China, Russia and Iran have begun joint naval drills in the Gulf of Oman amid increased tensions in the region, in what is the fifth common military exercise held by these countries in recent years.

According to Russian state media, a grouping of ships from Moscow’s Pacific Fleet – led by the Varyag cruiser – arrived at the Iranian port of Chabahar on Monday, ahead of the drills that started yesterday and end on Friday.

The joint exercises, titled ‘Maritime Security Belt – 2024’, reportedly involve numerous warships and aircraft, in what Russia’s Defence Ministry says is focused on the protection of “maritime economic activity”.

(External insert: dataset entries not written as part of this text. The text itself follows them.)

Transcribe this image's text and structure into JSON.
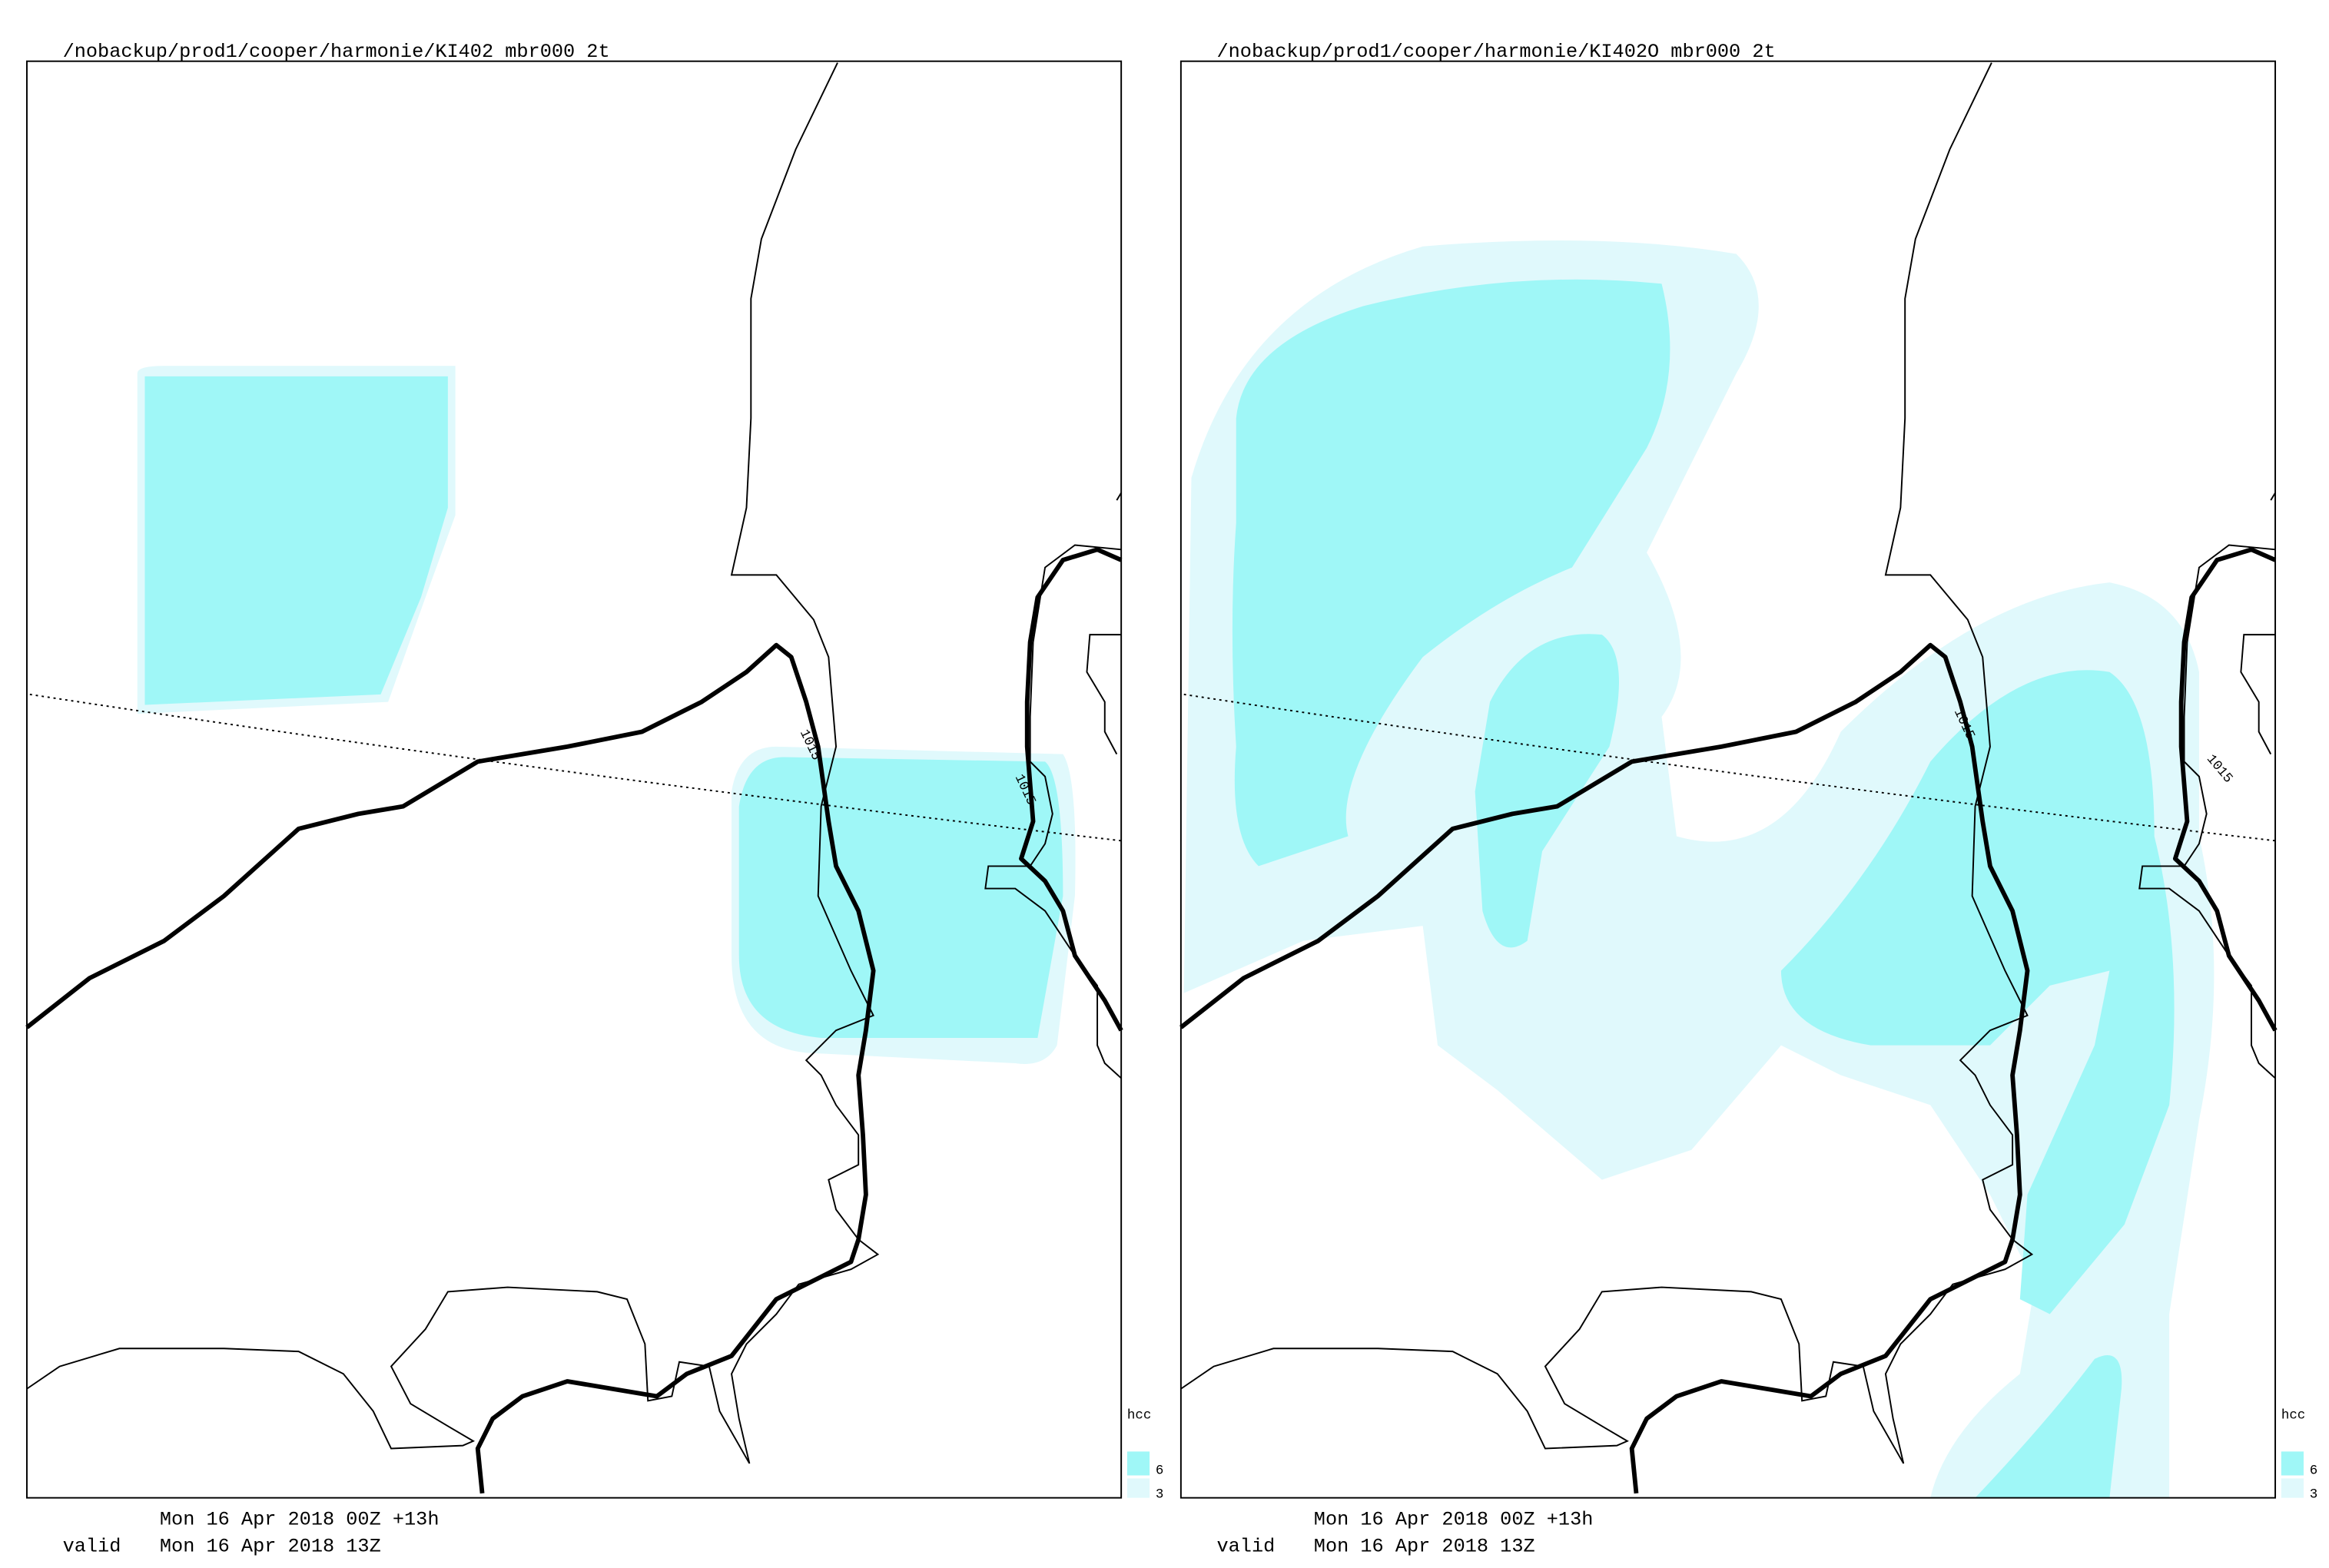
{
  "panels": [
    {
      "title": "/nobackup/prod1/cooper/harmonie/KI402 mbr000 2t",
      "base_time": "Mon 16 Apr 2018 00Z +13h",
      "valid_label": "valid",
      "valid_time": "Mon 16 Apr 2018 13Z",
      "contour_labels": [
        "1015",
        "1015"
      ],
      "legend": {
        "title": "hcc",
        "levels": [
          "6",
          "3"
        ]
      }
    },
    {
      "title": "/nobackup/prod1/cooper/harmonie/KI402O mbr000 2t",
      "base_time": "Mon 16 Apr 2018 00Z +13h",
      "valid_label": "valid",
      "valid_time": "Mon 16 Apr 2018 13Z",
      "contour_labels": [
        "1015",
        "1015"
      ],
      "legend": {
        "title": "hcc",
        "levels": [
          "6",
          "3"
        ]
      }
    }
  ]
}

China’s Defence Ministry also addressed the drills, stating that they are aimed at “jointly maintaining regional maritime security”. Its statement revealed that “China will send… guided-missile destroyer Urumqi, guided-missile frigate Linyi and comprehensive supply ship Dongpinghu to participate in the exercise.”

Iranian state media, meanwhile, reported that the naval drills’ goal is to strengthen “the security of international maritime trade, combating piracy and maritime terrorism.”

The joint exercises are also reportedly being attended by representatives from the navies of Azerbaijan, India, Kazakhstan, Oman, Pakistan and South Africa, all of whom are acting as observers.

The naval drills come at a time when tensions in the Gulf region and particularly the Red Sea have increased exponentially over the past five months, with Yemen’s Houthis having launched attacks on Israeli-linked vessels passing through the Bab El-Mandeb Strait in protest against Israel’s war on Gaza.

As a consequence, a naval coalition led by the United States has been operating in Red Sea waters since December in an attempt to counter those Houthi attacks.